Surajeet Das Gupta BSCAL

The Confederation of Indian Industry (CII) will present a memorandum to the finance ministry seeking withdrawal of the 4 per cent across-the-board special additional duty (SAD) on imports.

The move follows the findings of a survey conducted by the apex chamber after the finance minister decided to reduce SAD from 8 per cent to 4 per cent, in which 35 industrial sectors have asked for the withdrawal of the duty as its is adversely effecting their competitiveness against imports.

Corporates from 35 industrial sectors have admitted in the survey that the increase in the imported cost of raw materials of the finished goods which they produce have had an adverse effect on their competitiveness even after the finance minister reduced the duty to 4 per cent. They said the impact has become worse due to the further devaluation of the rupee from Rs 41.69 in June 1, to Rs 43.26 to a dollar presently.

 

The volte face by the industry which had earlier asked for protection against foreign competition by an across the board increase in import duties of products has come under criticism from the finance ministry. In a close door session last week with CII members, advisor to the finance minister Mohan Guruswamy complained that industry had initially asked for protection and had later backed out of after the government conceded to their demand for protection.

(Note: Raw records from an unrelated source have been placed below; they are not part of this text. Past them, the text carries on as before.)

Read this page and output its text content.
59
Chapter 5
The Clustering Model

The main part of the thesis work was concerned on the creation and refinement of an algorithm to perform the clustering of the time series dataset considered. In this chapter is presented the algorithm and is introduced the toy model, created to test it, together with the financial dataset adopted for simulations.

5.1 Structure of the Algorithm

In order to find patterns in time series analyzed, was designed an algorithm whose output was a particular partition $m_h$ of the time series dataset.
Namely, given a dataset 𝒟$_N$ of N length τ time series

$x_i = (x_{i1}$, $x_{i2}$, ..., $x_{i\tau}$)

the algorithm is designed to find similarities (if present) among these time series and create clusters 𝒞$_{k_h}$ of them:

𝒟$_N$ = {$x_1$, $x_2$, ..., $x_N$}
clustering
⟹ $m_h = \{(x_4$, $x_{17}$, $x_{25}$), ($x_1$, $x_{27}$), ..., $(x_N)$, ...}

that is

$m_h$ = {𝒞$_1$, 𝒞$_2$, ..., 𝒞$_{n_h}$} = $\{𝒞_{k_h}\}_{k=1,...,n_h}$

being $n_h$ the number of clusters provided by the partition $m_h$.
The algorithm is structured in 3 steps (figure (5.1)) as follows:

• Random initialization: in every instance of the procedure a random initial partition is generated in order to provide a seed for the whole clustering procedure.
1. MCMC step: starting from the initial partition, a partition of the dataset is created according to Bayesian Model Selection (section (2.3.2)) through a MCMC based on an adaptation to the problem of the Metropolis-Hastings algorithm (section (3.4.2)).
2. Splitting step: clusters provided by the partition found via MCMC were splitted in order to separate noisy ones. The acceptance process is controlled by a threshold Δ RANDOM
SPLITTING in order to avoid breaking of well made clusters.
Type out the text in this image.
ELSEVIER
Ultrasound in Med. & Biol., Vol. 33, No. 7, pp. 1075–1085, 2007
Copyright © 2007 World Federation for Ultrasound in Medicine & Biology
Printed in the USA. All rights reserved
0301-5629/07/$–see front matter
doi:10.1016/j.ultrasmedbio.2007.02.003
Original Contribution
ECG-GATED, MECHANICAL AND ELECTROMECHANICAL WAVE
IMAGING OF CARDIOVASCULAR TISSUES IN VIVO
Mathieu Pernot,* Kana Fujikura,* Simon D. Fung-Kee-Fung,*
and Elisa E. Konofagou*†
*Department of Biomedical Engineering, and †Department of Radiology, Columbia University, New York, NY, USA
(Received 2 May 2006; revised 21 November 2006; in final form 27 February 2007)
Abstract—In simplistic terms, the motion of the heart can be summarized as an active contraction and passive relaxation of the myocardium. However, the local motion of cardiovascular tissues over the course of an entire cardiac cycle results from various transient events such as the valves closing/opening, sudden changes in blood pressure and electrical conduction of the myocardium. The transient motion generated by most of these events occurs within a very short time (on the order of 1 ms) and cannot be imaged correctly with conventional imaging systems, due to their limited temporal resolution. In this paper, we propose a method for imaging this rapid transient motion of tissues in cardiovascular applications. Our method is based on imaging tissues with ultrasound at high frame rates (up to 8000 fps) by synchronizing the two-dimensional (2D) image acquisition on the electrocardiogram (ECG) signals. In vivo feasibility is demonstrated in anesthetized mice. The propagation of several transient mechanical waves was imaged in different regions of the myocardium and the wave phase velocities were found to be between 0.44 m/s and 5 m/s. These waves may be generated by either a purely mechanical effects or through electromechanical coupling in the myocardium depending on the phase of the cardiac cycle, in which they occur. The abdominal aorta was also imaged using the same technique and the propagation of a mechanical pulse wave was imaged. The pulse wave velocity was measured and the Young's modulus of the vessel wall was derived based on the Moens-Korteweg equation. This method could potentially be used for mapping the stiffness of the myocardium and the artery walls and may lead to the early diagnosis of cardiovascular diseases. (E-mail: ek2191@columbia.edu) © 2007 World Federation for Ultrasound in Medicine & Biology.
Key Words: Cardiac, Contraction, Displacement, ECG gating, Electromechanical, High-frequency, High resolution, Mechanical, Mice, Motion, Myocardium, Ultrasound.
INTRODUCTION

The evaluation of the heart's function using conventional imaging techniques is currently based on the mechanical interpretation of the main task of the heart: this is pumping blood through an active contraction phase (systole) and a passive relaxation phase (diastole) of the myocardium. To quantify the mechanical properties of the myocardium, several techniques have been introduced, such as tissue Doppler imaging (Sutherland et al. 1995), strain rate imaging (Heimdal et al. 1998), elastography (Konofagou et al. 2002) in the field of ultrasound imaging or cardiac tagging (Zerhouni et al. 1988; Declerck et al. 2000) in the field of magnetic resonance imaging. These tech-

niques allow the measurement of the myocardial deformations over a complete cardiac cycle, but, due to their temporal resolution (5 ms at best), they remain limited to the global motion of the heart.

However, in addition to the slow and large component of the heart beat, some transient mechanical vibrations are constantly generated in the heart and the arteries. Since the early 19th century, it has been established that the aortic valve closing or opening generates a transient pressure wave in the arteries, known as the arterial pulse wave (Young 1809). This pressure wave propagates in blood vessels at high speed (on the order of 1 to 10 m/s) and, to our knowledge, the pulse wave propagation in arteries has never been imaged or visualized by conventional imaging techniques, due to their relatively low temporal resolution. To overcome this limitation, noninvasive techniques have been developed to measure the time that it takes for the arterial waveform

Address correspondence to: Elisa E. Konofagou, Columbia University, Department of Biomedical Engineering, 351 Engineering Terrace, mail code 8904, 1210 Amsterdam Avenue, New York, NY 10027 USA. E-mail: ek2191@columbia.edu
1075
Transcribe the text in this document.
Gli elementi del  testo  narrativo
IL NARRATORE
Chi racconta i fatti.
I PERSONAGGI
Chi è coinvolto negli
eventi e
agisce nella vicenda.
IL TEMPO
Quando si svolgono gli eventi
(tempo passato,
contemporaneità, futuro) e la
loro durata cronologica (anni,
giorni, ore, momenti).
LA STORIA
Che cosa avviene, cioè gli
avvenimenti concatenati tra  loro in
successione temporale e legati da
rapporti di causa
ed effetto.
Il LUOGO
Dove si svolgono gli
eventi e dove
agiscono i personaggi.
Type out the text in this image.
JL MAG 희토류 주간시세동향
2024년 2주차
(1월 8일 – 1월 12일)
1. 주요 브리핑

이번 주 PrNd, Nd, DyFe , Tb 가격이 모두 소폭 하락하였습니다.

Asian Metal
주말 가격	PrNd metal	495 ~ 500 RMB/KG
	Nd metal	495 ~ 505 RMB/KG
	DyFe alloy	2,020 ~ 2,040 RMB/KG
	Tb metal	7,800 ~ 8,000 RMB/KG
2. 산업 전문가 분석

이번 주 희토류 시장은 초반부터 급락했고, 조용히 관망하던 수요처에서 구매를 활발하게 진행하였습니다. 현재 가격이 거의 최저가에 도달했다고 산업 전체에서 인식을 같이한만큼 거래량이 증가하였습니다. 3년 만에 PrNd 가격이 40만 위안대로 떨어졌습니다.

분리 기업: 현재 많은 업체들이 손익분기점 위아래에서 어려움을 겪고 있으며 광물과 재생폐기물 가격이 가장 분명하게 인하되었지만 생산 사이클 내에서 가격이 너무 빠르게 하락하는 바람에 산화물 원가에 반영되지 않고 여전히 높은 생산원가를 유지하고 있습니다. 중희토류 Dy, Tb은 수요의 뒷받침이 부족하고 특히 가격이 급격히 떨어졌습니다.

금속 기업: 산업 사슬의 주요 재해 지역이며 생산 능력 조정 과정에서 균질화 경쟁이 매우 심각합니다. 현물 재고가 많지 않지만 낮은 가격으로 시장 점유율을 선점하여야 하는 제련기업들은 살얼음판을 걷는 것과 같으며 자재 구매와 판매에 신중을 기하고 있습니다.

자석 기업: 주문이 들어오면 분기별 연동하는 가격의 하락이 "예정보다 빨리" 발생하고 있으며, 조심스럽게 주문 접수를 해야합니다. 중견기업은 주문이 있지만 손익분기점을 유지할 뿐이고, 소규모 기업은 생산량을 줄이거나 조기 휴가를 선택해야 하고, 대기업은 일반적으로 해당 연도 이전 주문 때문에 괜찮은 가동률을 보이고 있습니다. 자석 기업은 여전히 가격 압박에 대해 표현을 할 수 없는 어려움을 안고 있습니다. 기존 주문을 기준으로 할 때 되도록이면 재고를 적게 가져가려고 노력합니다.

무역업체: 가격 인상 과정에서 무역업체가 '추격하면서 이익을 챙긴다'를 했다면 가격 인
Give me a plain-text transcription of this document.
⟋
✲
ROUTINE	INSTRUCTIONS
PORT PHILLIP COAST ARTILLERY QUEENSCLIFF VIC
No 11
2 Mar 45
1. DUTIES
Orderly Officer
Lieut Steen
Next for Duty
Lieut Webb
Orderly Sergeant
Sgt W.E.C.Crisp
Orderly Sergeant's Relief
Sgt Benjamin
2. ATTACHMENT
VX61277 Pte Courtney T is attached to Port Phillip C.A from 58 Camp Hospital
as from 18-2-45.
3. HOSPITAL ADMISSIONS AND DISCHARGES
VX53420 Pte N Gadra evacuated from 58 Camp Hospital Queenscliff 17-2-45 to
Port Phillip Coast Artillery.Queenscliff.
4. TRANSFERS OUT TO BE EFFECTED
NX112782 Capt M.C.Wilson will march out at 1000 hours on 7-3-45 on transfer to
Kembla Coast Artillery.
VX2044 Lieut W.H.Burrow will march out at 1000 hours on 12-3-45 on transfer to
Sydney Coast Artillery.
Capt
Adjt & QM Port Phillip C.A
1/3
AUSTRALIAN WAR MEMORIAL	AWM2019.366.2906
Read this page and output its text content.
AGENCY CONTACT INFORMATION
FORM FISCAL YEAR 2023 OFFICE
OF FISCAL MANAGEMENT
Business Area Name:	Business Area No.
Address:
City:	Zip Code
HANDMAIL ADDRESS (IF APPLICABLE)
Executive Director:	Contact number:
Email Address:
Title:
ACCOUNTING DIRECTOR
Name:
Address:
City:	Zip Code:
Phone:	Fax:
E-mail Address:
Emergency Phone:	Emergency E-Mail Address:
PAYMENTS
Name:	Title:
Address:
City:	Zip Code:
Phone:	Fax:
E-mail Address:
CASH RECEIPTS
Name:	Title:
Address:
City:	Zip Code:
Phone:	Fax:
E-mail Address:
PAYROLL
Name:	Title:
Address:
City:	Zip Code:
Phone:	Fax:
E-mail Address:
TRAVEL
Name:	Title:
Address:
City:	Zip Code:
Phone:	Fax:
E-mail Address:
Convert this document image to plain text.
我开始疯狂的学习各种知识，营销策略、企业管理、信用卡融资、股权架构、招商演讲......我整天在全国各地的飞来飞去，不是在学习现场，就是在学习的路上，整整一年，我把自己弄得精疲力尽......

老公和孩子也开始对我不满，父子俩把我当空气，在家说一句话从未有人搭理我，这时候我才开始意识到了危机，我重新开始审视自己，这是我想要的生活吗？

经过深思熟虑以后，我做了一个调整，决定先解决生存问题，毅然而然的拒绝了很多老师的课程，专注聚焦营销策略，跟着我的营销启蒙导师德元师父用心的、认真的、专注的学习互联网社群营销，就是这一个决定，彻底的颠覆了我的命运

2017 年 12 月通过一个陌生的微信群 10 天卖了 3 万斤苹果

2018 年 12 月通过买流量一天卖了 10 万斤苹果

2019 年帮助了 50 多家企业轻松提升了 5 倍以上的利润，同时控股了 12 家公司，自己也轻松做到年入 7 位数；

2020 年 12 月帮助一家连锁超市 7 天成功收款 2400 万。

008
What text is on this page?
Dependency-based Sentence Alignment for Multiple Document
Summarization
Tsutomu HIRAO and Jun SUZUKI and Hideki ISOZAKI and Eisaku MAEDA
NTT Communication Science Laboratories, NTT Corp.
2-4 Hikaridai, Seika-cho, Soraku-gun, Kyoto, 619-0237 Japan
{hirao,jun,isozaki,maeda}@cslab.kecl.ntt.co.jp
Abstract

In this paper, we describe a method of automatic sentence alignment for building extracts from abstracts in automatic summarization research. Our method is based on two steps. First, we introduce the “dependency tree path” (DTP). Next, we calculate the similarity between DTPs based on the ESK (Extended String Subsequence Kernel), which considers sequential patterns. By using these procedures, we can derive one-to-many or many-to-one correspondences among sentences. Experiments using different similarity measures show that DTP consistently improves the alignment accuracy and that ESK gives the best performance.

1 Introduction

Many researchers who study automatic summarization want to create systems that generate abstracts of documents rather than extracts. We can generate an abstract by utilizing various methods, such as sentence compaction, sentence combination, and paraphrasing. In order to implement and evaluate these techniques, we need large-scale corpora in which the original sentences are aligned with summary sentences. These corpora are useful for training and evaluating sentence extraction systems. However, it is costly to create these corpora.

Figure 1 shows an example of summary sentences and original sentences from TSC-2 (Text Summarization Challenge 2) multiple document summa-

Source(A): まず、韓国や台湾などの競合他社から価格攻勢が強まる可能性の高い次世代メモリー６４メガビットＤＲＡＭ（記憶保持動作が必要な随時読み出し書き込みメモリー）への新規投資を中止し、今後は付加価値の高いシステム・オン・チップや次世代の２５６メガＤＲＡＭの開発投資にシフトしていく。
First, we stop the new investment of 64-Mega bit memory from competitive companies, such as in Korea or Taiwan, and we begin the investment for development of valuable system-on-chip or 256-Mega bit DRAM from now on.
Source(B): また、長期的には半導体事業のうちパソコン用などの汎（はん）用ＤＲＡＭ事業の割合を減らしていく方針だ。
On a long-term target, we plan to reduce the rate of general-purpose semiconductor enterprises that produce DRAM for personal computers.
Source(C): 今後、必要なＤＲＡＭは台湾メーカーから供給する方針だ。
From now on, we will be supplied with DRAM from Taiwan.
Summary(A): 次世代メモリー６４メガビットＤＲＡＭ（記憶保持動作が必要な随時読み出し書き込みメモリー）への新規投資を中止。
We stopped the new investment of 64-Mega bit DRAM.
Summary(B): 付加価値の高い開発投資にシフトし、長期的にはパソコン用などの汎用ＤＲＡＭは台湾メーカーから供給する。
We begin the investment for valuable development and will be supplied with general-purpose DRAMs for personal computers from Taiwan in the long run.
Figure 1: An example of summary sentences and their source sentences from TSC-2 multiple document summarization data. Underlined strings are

This had compelled the government to reduce the special duty from 8 per cent to 4 per cent.

CII for instance had in its pre-budget memorandum asked for a 5% increase in import duty across the board as a measure to protect domestic industry.

The Federation of Indian Industry has also pushed for a 8% across the board import duty on all products. In a similar vein Finance minister Yashwant Sinha in a meeting with CII members in Bangalore on Tuesday has urged industry to be consistent in their demands for concessions from the government.

Speaking to Business Standard Tarun Das director general of CII explaining the reason for the flip flop by CII said: " CII has asked for a 5% additional duty in its pre budget memorandum."

But after the budget it became clear that additional duty had hurt many corporates which were using imported raw materials. CII requested reduction of this duty and FM reduced it from 8% to 4%". He further stated: "Consequently CII has received data from various industry sectors specifically asking FM for withdrawal of this duty completely because it is hurting their competitiveness against imports. CII is presenting the survey results to the Finance minister."

Das admitting that Indian industry had not been consistent in their demand on protection said: "One good thing that Indian industry across the board has understood is that high import duties are no longer a solution to their viability and competitiveness."

The survey asked corporates to identify the range of raw materials that they have to import in their sector. For instance IT companies informed that they import various items which include key parts and components of computers, populated PCBs, CD-Roms amongst others. Steel companies say that they have to import coking coal, ferro nickel, silicon metal, metallurgical coke amongst others. Capital good companies say that they import a wide range of products which include raw materials for manufacture of capital goods, flat rolled products of iron or non alloy steel, bars and rods of free cutting steel, alloy steel sheets amongst others.